バキシリーズの第一部、『グラップラー刃牙(バキ)』にも出てくるこの着地法。「バキて!」というツッコミは待っていただきたい。これは実際に存在するのだ。海外の軍隊や自衛隊でも、パラシュートでの降下の際は、この方法で着地する。
百聞は一見に如かず、ということで。
これで高さ7.5m、らしい。
要はこういうことだ。
①斜めに爪先から入って
②そのまま脛(すね)の外側
③太腿(ふともも)の外側
④背中の片側
⑤肩の片側
と、落下の衝撃を回転力に変換しながら五点に分散させていけば、落下の衝撃を打ち消せる、というものなのだ!す、すごい!!!
いやこれは無理だろ。
ですよね。
もちろん、受け身関連は最後の最後の手段で、15mからのダイブでこれらを実践しろというのは不可能でしかないのですが、ただ垂直に落ちるよりは、生還の可能性が上がるはず。

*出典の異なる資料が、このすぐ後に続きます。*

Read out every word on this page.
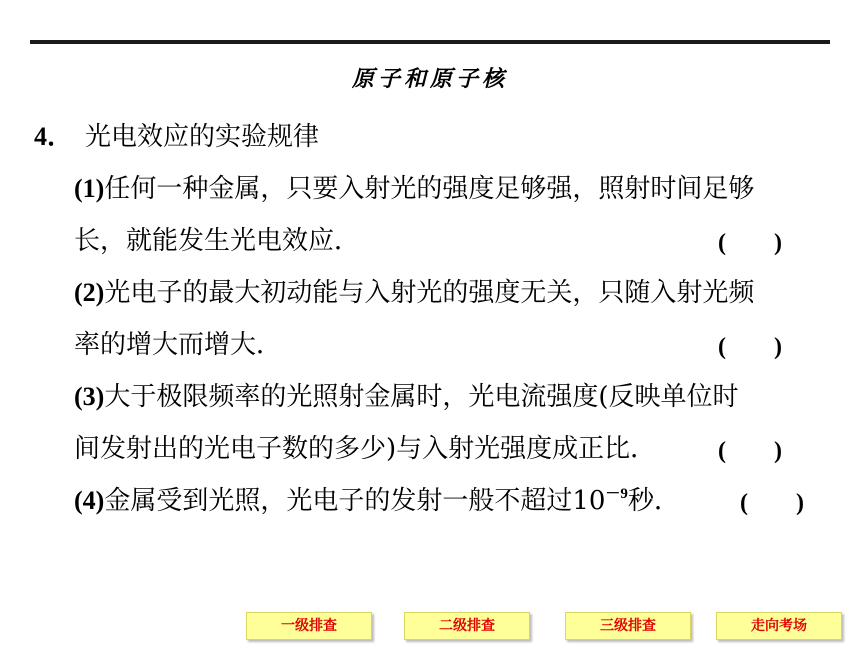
原子和原子核
4． 光电效应的实验规律
(1)任何一种金属，只要入射光的强度足够强，照射时间足够
长，就能发生光电效应．	(　　)
(2)光电子的最大初动能与入射光的强度无关，只随入射光频
率的增大而增大．	(　　)
(3)大于极限频率的光照射金属时，光电流强度(反映单位时
间发射出的光电子数的多少)与入射光强度成正比．	(　　)
(4)金属受到光照，光电子的发射一般不超过$10^{-9}$秒．	(　　)
一级排查	二级排查	三级排查	走向考场
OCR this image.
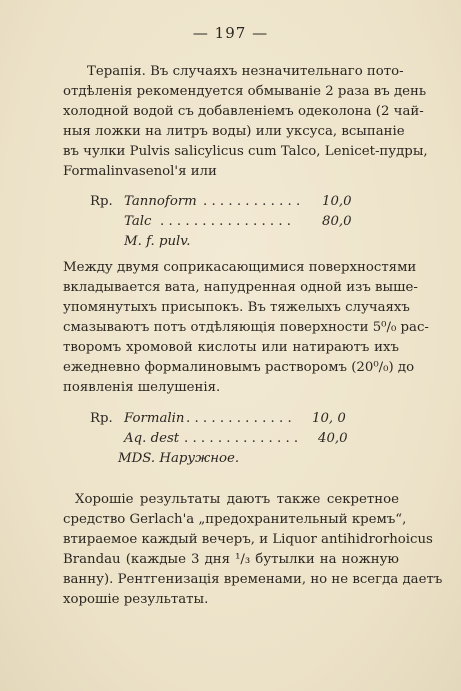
— 197 —
Терапія. Въ случаяхъ незначительнаго пото-
отдѣленія рекомендуется обмываніе 2 раза въ день
холодной водой съ добавленіемъ одеколона (2 чай-
ныя ложки на литръ воды) или уксуса, всыпаніе
въ чулки Pulvis salicylicus cum Talco, Lenicet-пудры,
Formalinvasenol'я или
Rp. Tannoform . . . . . . . . . . . . 10,0
Talc . . . . . . . . . . . . . . . . 80,0
M. f. pulv.
Между двумя соприкасающимися поверхностями
вкладывается вата, напудренная одной изъ выше-
упомянутыхъ присыпокъ. Въ тяжелыхъ случаяхъ
смазываютъ потъ отдѣляющія поверхности 5⁰/₀ рас-
творомъ хромовой кислоты или натираютъ ихъ
ежедневно формалиновымъ растворомъ (20⁰/₀) до
появленія шелушенія.
Rp. Formalin . . . . . . . . . . . . . 10, 0
Aq. dest . . . . . . . . . . . . . . 40,0
MDS. Наружное.
Хорошіе результаты даютъ также секретное
средство Gerlach'a „предохранительный кремъ“,
втираемое каждый вечеръ, и Liquor antihidrorhoicus
Brandau (каждые 3 дня ¹/₃ бутылки на ножную
ванну). Рентгенизація временами, но не всегда даетъ
хорошіе результаты.
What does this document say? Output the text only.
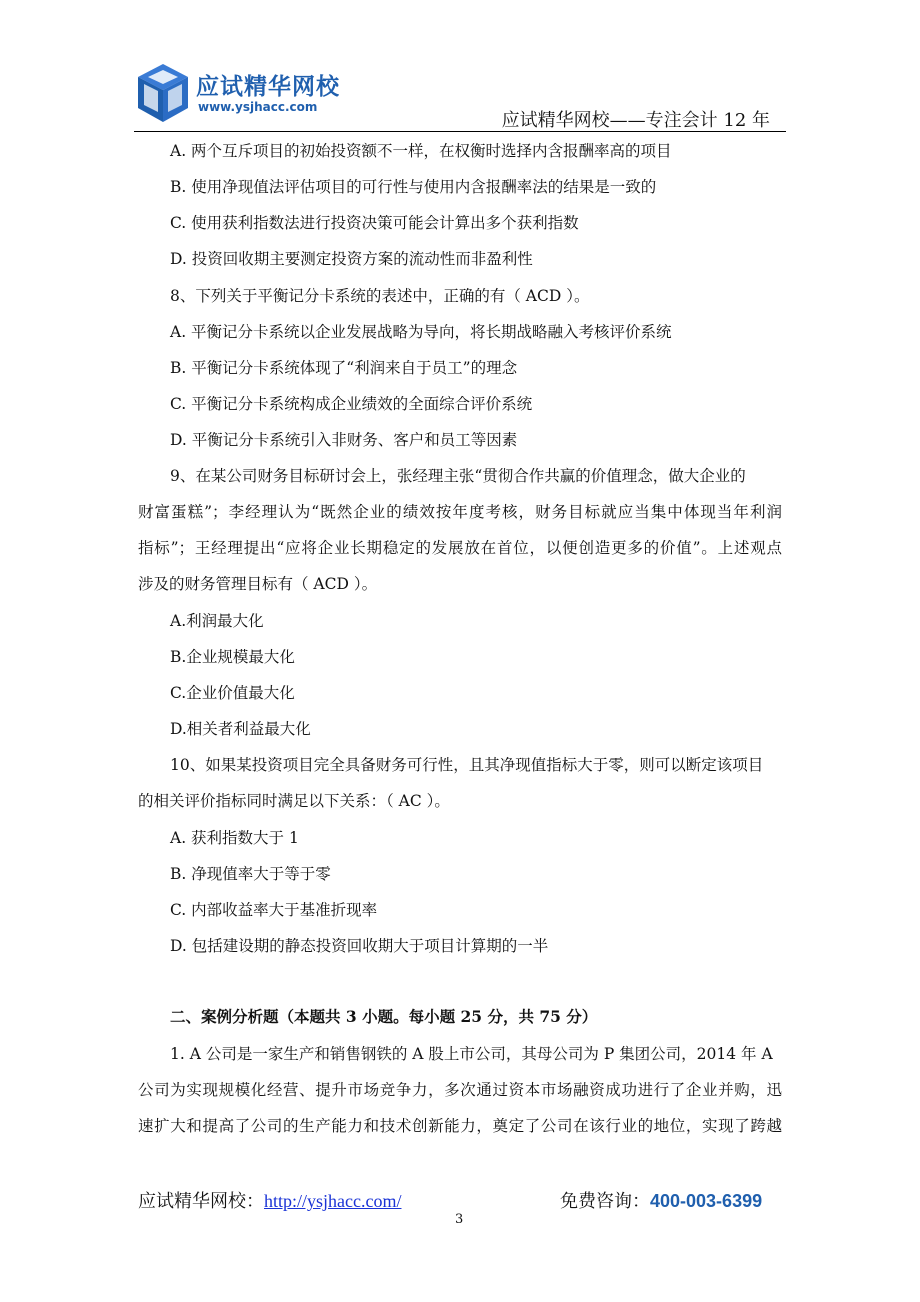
应试精华网校
www.ysjhacc.com
应试精华网校——专注会计 12 年
A. 两个互斥项目的初始投资额不一样，在权衡时选择内含报酬率高的项目
B. 使用净现值法评估项目的可行性与使用内含报酬率法的结果是一致的
C. 使用获利指数法进行投资决策可能会计算出多个获利指数
D. 投资回收期主要测定投资方案的流动性而非盈利性
8、下列关于平衡记分卡系统的表述中，正确的有（ ACD ）。
A. 平衡记分卡系统以企业发展战略为导向，将长期战略融入考核评价系统
B. 平衡记分卡系统体现了“利润来自于员工”的理念
C. 平衡记分卡系统构成企业绩效的全面综合评价系统
D. 平衡记分卡系统引入非财务、客户和员工等因素
9、在某公司财务目标研讨会上，张经理主张“贯彻合作共赢的价值理念，做大企业的
财富蛋糕”；李经理认为“既然企业的绩效按年度考核，财务目标就应当集中体现当年利润
指标”；王经理提出“应将企业长期稳定的发展放在首位，以便创造更多的价值”。上述观点
涉及的财务管理目标有（ ACD ）。
A.利润最大化
B.企业规模最大化
C.企业价值最大化
D.相关者利益最大化
10、如果某投资项目完全具备财务可行性，且其净现值指标大于零，则可以断定该项目
的相关评价指标同时满足以下关系：（ AC ）。
A. 获利指数大于 1
B. 净现值率大于等于零
C. 内部收益率大于基准折现率
D. 包括建设期的静态投资回收期大于项目计算期的一半
二、案例分析题（本题共 3 小题。每小题 25 分，共 75 分）
1. A 公司是一家生产和销售钢铁的 A 股上市公司，其母公司为 P 集团公司，2014 年 A
公司为实现规模化经营、提升市场竞争力，多次通过资本市场融资成功进行了企业并购，迅
速扩大和提高了公司的生产能力和技术创新能力，奠定了公司在该行业的地位，实现了跨越
应试精华网校：http://ysjhacc.com/	免费咨询：400-003-6399
3
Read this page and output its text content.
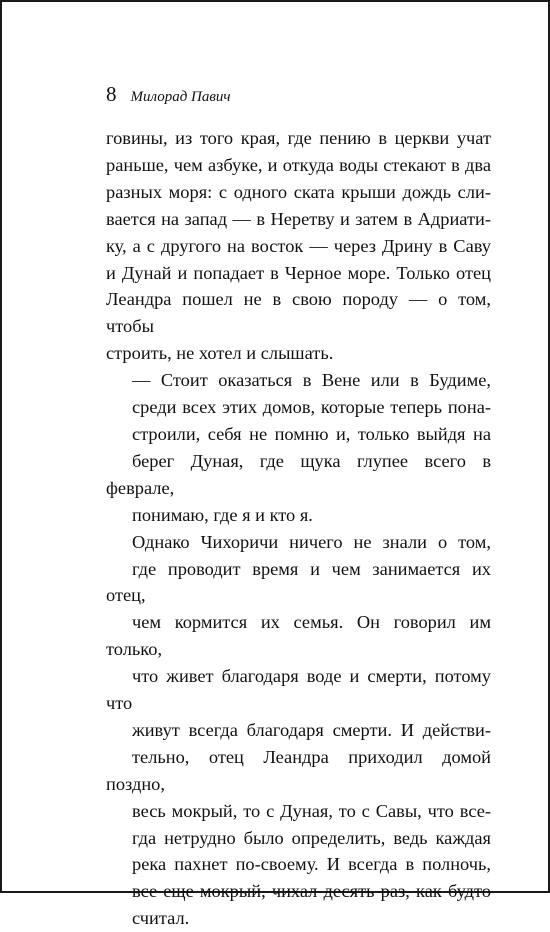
8 Милорад Павич

говины, из того края, где пению в церкви учат
раньше, чем азбуке, и откуда воды стекают в два
разных моря: с одного ската крыши дождь сли-
вается на запад — в Неретву и затем в Адриати-
ку, а с другого на восток — через Дрину в Саву
и Дунай и попадает в Черное море. Только отец
Леандра пошел не в свою породу — о том, чтобы
строить, не хотел и слышать.

— Стоит оказаться в Вене или в Будиме,
среди всех этих домов, которые теперь пона-
строили, себя не помню и, только выйдя на
берег Дуная, где щука глупее всего в феврале,
понимаю, где я и кто я.

Однако Чихоричи ничего не знали о том,
где проводит время и чем занимается их отец,
чем кормится их семья. Он говорил им только,
что живет благодаря воде и смерти, потому что
живут всегда благодаря смерти. И действи-
тельно, отец Леандра приходил домой поздно,
весь мокрый, то с Дуная, то с Савы, что все-
гда нетрудно было определить, ведь каждая
река пахнет по-своему. И всегда в полночь,
все еще мокрый, чихал десять раз, как будто
считал.
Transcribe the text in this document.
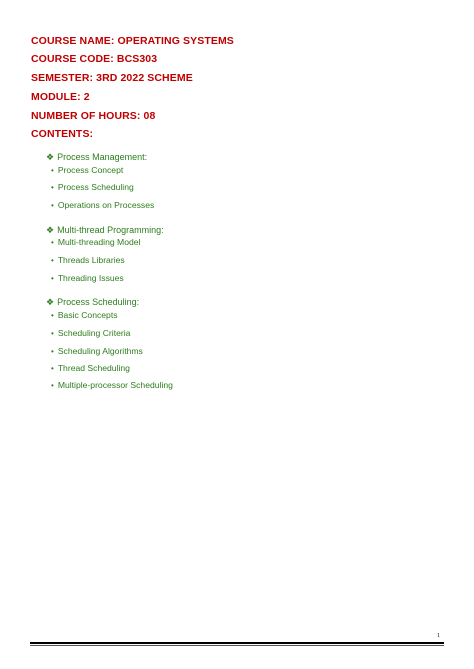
COURSE NAME: OPERATING SYSTEMS
COURSE CODE: BCS303
SEMESTER: 3RD 2022 SCHEME
MODULE: 2
NUMBER OF HOURS: 08
CONTENTS:
❖ Process Management:
• Process Concept
• Process Scheduling
• Operations on Processes
❖ Multi-thread Programming:
• Multi-threading Model
• Threads Libraries
• Threading Issues
❖ Process Scheduling:
• Basic Concepts
• Scheduling Criteria
• Scheduling Algorithms
• Thread Scheduling
• Multiple-processor Scheduling
1
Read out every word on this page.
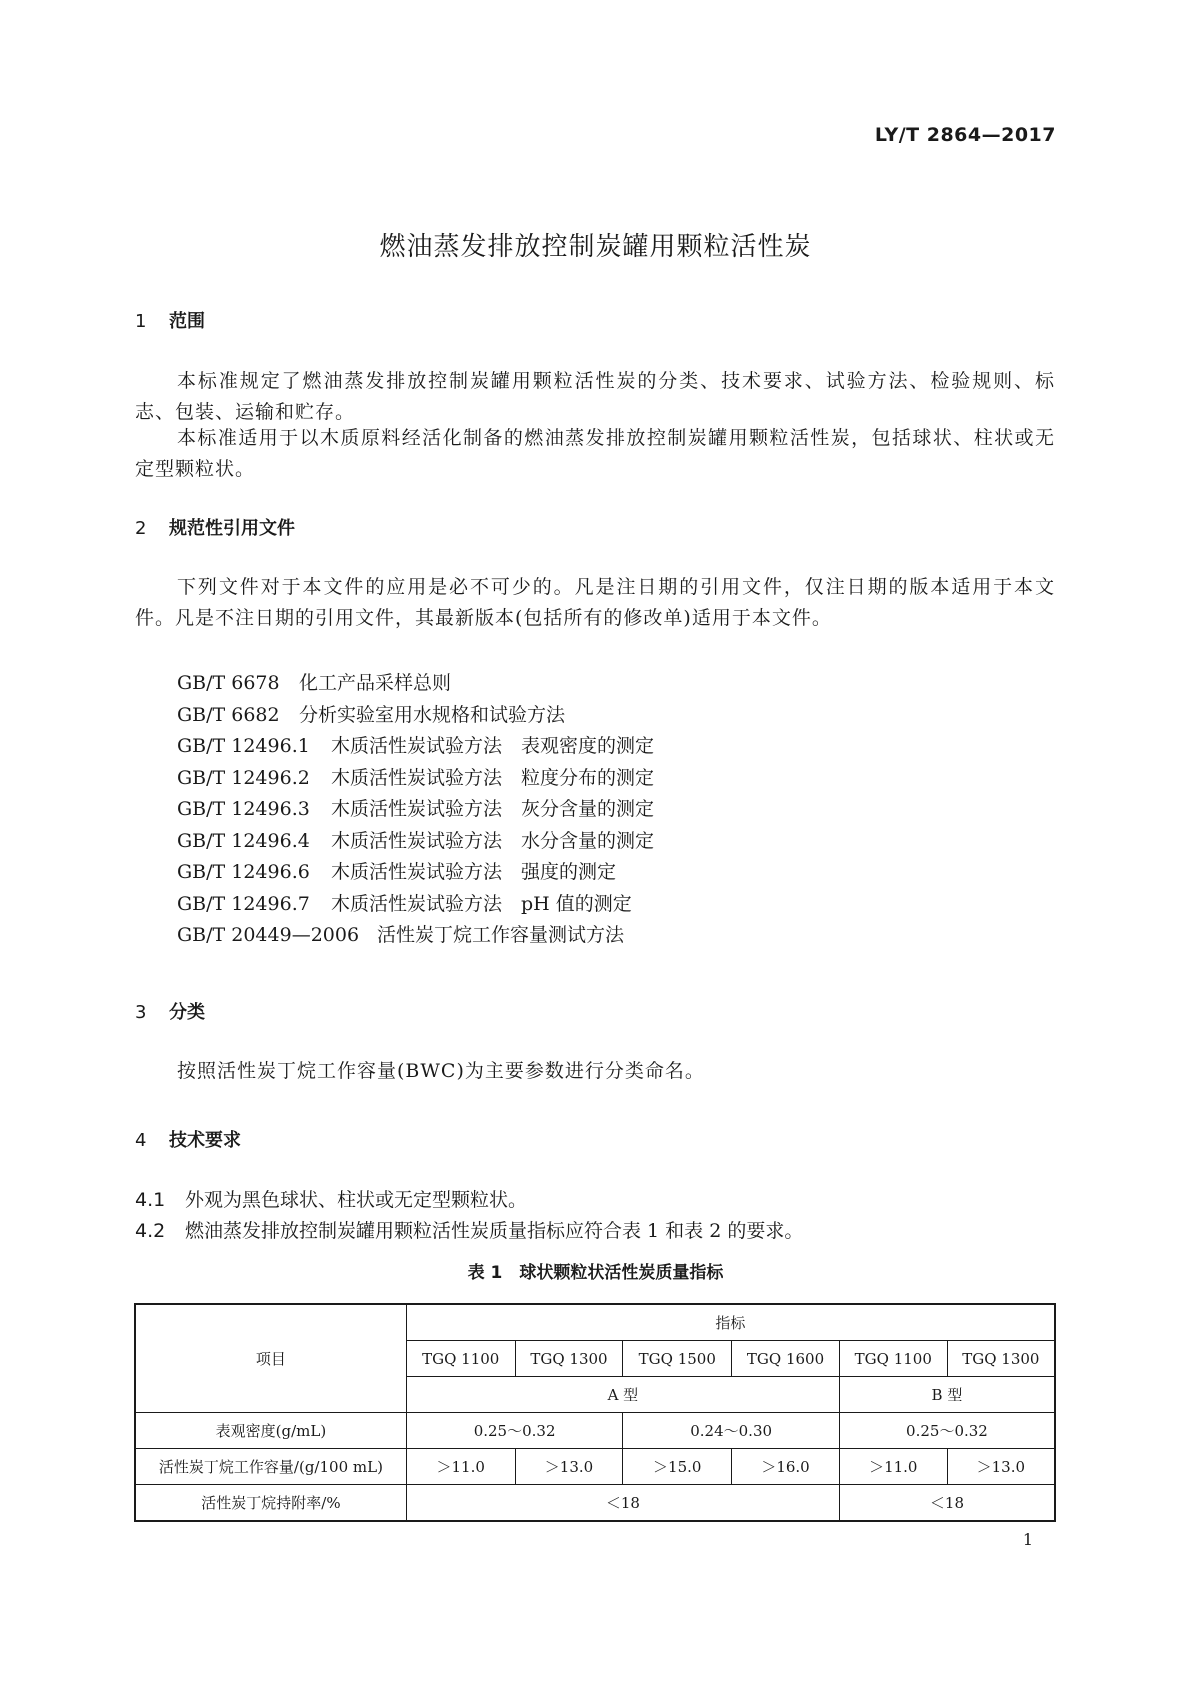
LY/T 2864—2017
燃油蒸发排放控制炭罐用颗粒活性炭
1 范围
本标准规定了燃油蒸发排放控制炭罐用颗粒活性炭的分类、技术要求、试验方法、检验规则、标志、包装、运输和贮存。
本标准适用于以木质原料经活化制备的燃油蒸发排放控制炭罐用颗粒活性炭，包括球状、柱状或无定型颗粒状。
2 规范性引用文件
下列文件对于本文件的应用是必不可少的。凡是注日期的引用文件，仅注日期的版本适用于本文件。凡是不注日期的引用文件，其最新版本(包括所有的修改单)适用于本文件。
GB/T 6678 化工产品采样总则
GB/T 6682 分析实验室用水规格和试验方法
GB/T 12496.1 木质活性炭试验方法　表观密度的测定
GB/T 12496.2 木质活性炭试验方法　粒度分布的测定
GB/T 12496.3 木质活性炭试验方法　灰分含量的测定
GB/T 12496.4 木质活性炭试验方法　水分含量的测定
GB/T 12496.6 木质活性炭试验方法　强度的测定
GB/T 12496.7 木质活性炭试验方法　pH 值的测定
GB/T 20449—2006 活性炭丁烷工作容量测试方法
3 分类
按照活性炭丁烷工作容量(BWC)为主要参数进行分类命名。
4 技术要求
4.1 外观为黑色球状、柱状或无定型颗粒状。
4.2 燃油蒸发排放控制炭罐用颗粒活性炭质量指标应符合表 1 和表 2 的要求。
表 1　球状颗粒状活性炭质量指标
项目	指标					
	TGQ 1100	TGQ 1300	TGQ 1500	TGQ 1600	TGQ 1100	TGQ 1300
	A 型				B 型	
表观密度(g/mL)	0.25～0.32		0.24～0.30		0.25～0.32	
活性炭丁烷工作容量/(g/100 mL)	＞11.0	＞13.0	＞15.0	＞16.0	＞11.0	＞13.0
活性炭丁烷持附率/%	＜18				＜18	
1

綺麗である必要などないですし、無様でも何でもいいので、それしか選択肢がなくなったときには、転がるように跳ぶ、ということです。何とか動けさえすれば、パーカーのように、歩けなくても這って滑って下山することができます。
さて。
痛々しい話が続きましたが、例えこのような状況に陥っても、知識さえあれば、冷静な判断の支えになります。怖いのは当たり前、勇敢である必要なんてありません。可能か不可能かの見極めさえできれば、無駄に死ぬことはないのです。
そしてもし、もし雪山でこんな目にあって、無事生還した際には、インタビュー時に完全なるドヤ顔でこう言ってやってください。
『全部、雪のせいだ。』
サバイバルポイント
リフトの地上15mは脱出不可能な空間と認識する。
下手に動かず、助けを待つ。
おそらく日頃の行いが救助の有無を分ける。誰かに必要とされる人間になっておこう。